Internationalist: On Ladies

Duff on women. In bars.


By Philip Duff

There is an elephant in the room, and it’s name is Women in Bars. To say I must tread carefully here is to understate by a hilarious degree the extent to which I must be careful. General David Petraeus, by comparison, has been getting the odd frown from his wife. Adele has the occasional urge for a cupcake. Richard Branson is this way/that way about headline-grabbing stunts.

I am, you see, a newly married man, and this is marriage no. 2 for both me and the wife. I am anxious it not be a stepping stone to marriage no.3, and I hope the current Mrs. Duff feels the same way.


Because we never talk about this the right way. We bemoan the fact that there are not more female bartenders, bar managers and bar owners, without ever acknowledging the simple fact that fewer women join the profession than men. Everything else is a consequence of that. And it’s no harder for a woman to get hired to bartend than it is for a man; very often it is a good deal easier.
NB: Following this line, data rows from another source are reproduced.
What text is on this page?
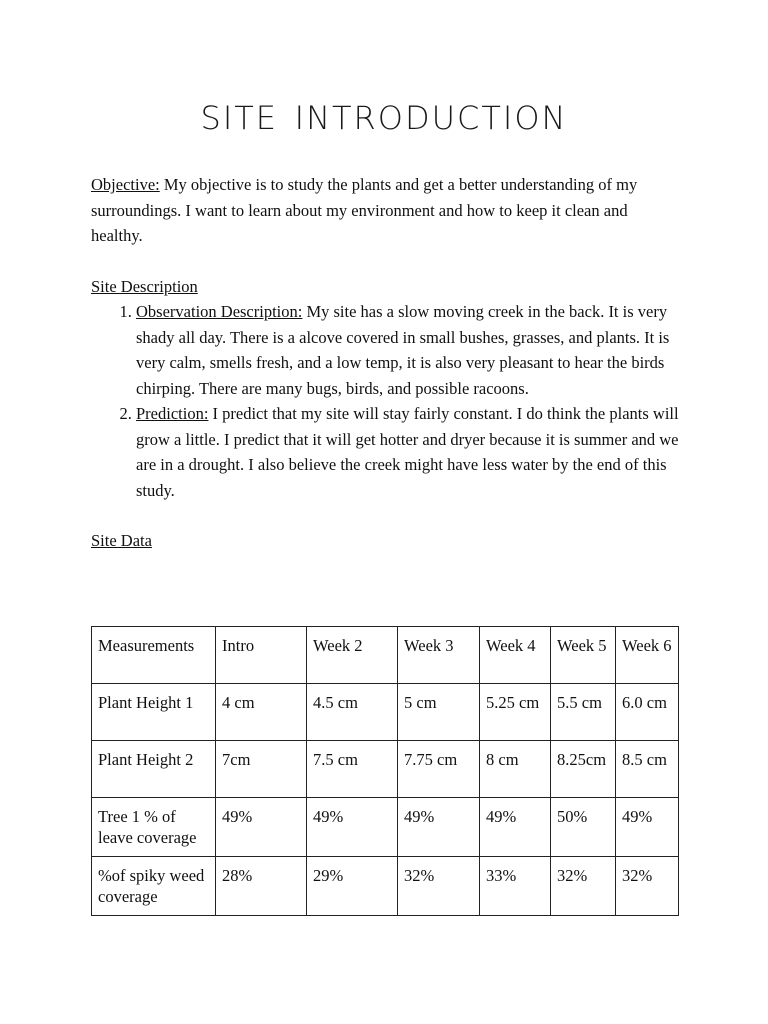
site introduction

Objective: My objective is to study the plants and get a better understanding of my surroundings. I want to learn about my environment and how to keep it clean and healthy.

Site Description

1. Observation Description: My site has a slow moving creek in the back. It is very shady all day. There is a alcove covered in small bushes, grasses, and plants. It is very calm, smells fresh, and a low temp, it is also very pleasant to hear the birds chirping. There are many bugs, birds, and possible racoons.
2. Prediction: I predict that my site will stay fairly constant. I do think the plants will grow a little. I predict that it will get hotter and dryer because it is summer and we are in a drought. I also believe the creek might have less water by the end of this study.

Site Data

Measurements	Intro	Week 2	Week 3	Week 4	Week 5	Week 6
Plant Height 1	4 cm	4.5 cm	5 cm	5.25 cm	5.5 cm	6.0 cm
Plant Height 2	7cm	7.5 cm	7.75 cm	8 cm	8.25cm	8.5 cm
Tree 1 % of leave coverage	49%	49%	49%	49%	50%	49%
%of spiky weed coverage	28%	29%	32%	33%	32%	32%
Women complain bitterly about losing their looks as time marches on, but they never complain about having benefited disproportionately from them when they were young and perky. All other things being equal, a good-looking young lady earns a greater reward for her looks than an equally good-looking young man. Sadly, life balances the books when you’re in your forties (cough) – ladies begin to look haggard (or, Californian, frozen) and chaps who would previously have frightened children in the street start rocking a distinguished vibe.

So why not many female bartenders? Well, the fairer sex contains far fewer ego-driven attention whores than the male gender, and since time immemorial, that has been the leading demographic for bartenders. I will go out on a limb – well, further out on a limb; the kind of limb that would have Roadrunner sawing through it while Wile E. Coyote is perched precariously on aforementioned tree appendage before plummeting earthwards to a coyote-shaped indentation in the ground – and say that money and ego massage is what motivates most beginning male bartenders, but that a job they are passionate about is what motivates most women in most jobs, full stop. Many a male bartender would countenance a drop in income if he could maintain his level of social status; most women, sensibly, don’t give as much of a shit about that. Me saying A does not disprove the existence of B, of course: there are undoubtedly a lot of ego-driven female bartenders out there, and many male bartenders who care nothing for being the toast of the town.

I’m buggered if I can think of any other reasons for a dearth of women in the biz, frankly. Bar work can be well paid. It’s reasonably physical, but no more so than working in a warehouse. It’s usually a fairly flexible schedule with more-or-less kid-friendly hours. The bar business could care less if you take off a few years to pop out the sprogs, unlike most other professions, where taking maternity leave puts you so far behind that on your first day back you feel like the kid who turned up with an abacus and a quill on the first day of school. There is a fabulous chronology of excellent female bartenders and bar owners dating back to the birth of the profession, so it’s not like there’s no precedent. Women are just as good at bartending, managing and bar-owning as men. OK, the industry is male-dominated, but the nursing biz is female-dominated and the basketball business is tall-black-guys dominated. Doesn’t mean you can’t play. Not at all. I could just as validly complain about the world being unfairly dominated by sober people. But I don’t. I bravely get out of bed each afternoon and face the world head-on (while wearing sunglasses, and after some Advil and strong coffee.)

Do women get more demotivating shit thrown at them than men, when they work in a male-dominated industry? I don’t doubt it. But how much more, exactly? I think this is massively under-estimated: women who go through the various stages of being ignored, given the scut work and patronised when they start in a bar assume it’s because they are women. It’s not. It’s because they are new. Much of the shit you get given will be lady-themed because you’re a laydee, of course, but it’s got nothing to do with gender. New guys get as much shit as new women; it’s just themed differently. I get shit because I’m Irish, or slow, or lazy, or messy (frankly, take your pick) – you get shit because you have chromosomes XX. Tomato, tomato. Hey, who knows a good divorce lawyer?

Philip Duff either lives in New York with his wife or is crashing on friends’ couches in New York, depending on if his wife was reading over his shoulder while he wrote this.